Summer storms that hit Orkney Isles wizard-made?
11-09-2021
Oliver Lesgringer
Dangerous Beasts and Muggle Affairs reporter
Some weeks back, storms and fierce gusts of wind battered much of Britain during the height of summer. The unseasonal weather was thought to be the work of a group of Lesser Snowback dragons recently awoken from sleep.
Although dragons do not hibernate annually over the winter months, they can like other reptiles sleep for long periods, years or even decades in the case of many larger dragons.
On occasion dragons wake up together, causing a mass whirring with their wings as they dry out in the sun. These dragon displays can cause changes to the local wind conditions and even affect moving weather fronts in the region.
The unusual July weather around the British Isles, especially Orkney, with heavy and persistant rain as well as repeated strong storms during what was expected to be a hot and sunny summer season, due to a mass of warm air in Europe moving up, which saw record temperatures of 48°C in some parts of the continent, had led to suggestions that the Snowback dragons were responsible.
However this idea, put forward by many dragon enthusiasts including researchers at the Twygthain Dragon Observation Unit, has been undermined by claims from a wizarding hamlet in Scotland.
Ruth Shevier, a witch who has lived in Beremont for over 45 years, insists the weather effects were being created by a moody child whose parents have refused to send him to Hogwarts.

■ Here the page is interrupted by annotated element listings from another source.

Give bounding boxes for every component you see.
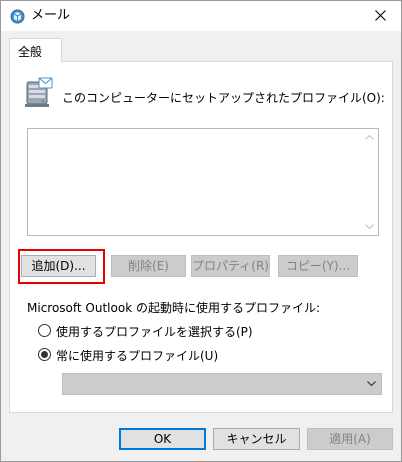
list-scrollbar[interactable]	[362, 129, 378, 235]
delete-button[interactable]: 削除(E)	[111, 255, 186, 277]
radio-always-profile-label: 常に使用するプロファイル(U)	[56, 349, 219, 363]
radio-always-profile-button[interactable]	[38, 348, 51, 361]
profiles-label: このコンピューターにセットアップされたプロファイル(O):	[62, 91, 385, 105]
copy-button[interactable]: コピー(Y)...	[278, 255, 358, 277]
mail-dialog: メール 全般 このコンピューターにセットアップされたプロファイル(O): 追加(…	[0, 0, 402, 462]
radio-select-profile-label: 使用するプロファイルを選択する(P)	[56, 325, 253, 339]
tab-general[interactable]: 全般	[9, 38, 62, 62]
window-title: メール	[31, 8, 71, 23]
radio-select-profile-button[interactable]	[38, 324, 51, 337]
chevron-down-icon	[367, 381, 376, 386]
apply-button[interactable]: 適用(A)	[307, 428, 393, 450]
title-bar: メール	[1, 1, 401, 31]
general-panel: このコンピューターにセットアップされたプロファイル(O): 追加(D)... 削…	[9, 61, 393, 413]
scroll-down-icon[interactable]	[365, 224, 374, 229]
properties-button[interactable]: プロパティ(R)	[191, 255, 270, 277]
cancel-button[interactable]: キャンセル	[213, 428, 300, 450]
profile-dropdown[interactable]	[62, 373, 382, 395]
profile-server-icon	[24, 76, 54, 108]
highlight-box	[18, 249, 105, 284]
ok-button[interactable]: OK	[119, 428, 206, 450]
profile-list[interactable]	[27, 128, 379, 236]
mail-settings-icon	[10, 9, 25, 24]
close-button[interactable]	[361, 1, 401, 31]
tab-general-label: 全般	[18, 45, 43, 59]
close-icon	[375, 10, 386, 21]
scroll-up-icon[interactable]	[365, 135, 374, 140]
startup-profile-label: Microsoft Outlook の起動時に使用するプロファイル:	[27, 301, 321, 315]
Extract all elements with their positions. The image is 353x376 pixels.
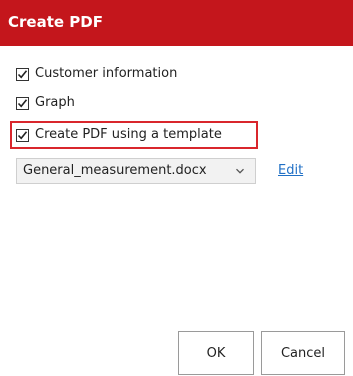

"Ay, that's the situation, a'right. The poor dear, I know the lad well, righ' upset he was. When parents say they won't send the child to school, his name isn't on the Hogwarts list and no letter from the school comes, well, you know how it is, a child can get vary miserable, and bring all sorts of dark clouds on an area. Responsible parents in my view should send their kids to a good school."
The Meteolojinx Removal Office said it had been contacted and was looking into the matter. However if a child wizard was responsible, there is likely little the Ministry can do, as weather changes can be produced without a wand and the meteolojinx recanto charm does not work where the caster is unaware of what they did.
If the allegations prove to be correct, they will embarrass the Ministry after it intervened in a similar international case last year, accusing the Sudanese Ministry of Magic of doing little to rein in young wizards breaking the Statute of Secrecy. According to reports from Khartoum, a wizard apparently placed an imperius charm on an Australian radio reporter for 'fun.' The reporter's odd behaviour in reciting the wrong news about bat flu and swearing at invisible tormentors was picked up even by the Muggle news media.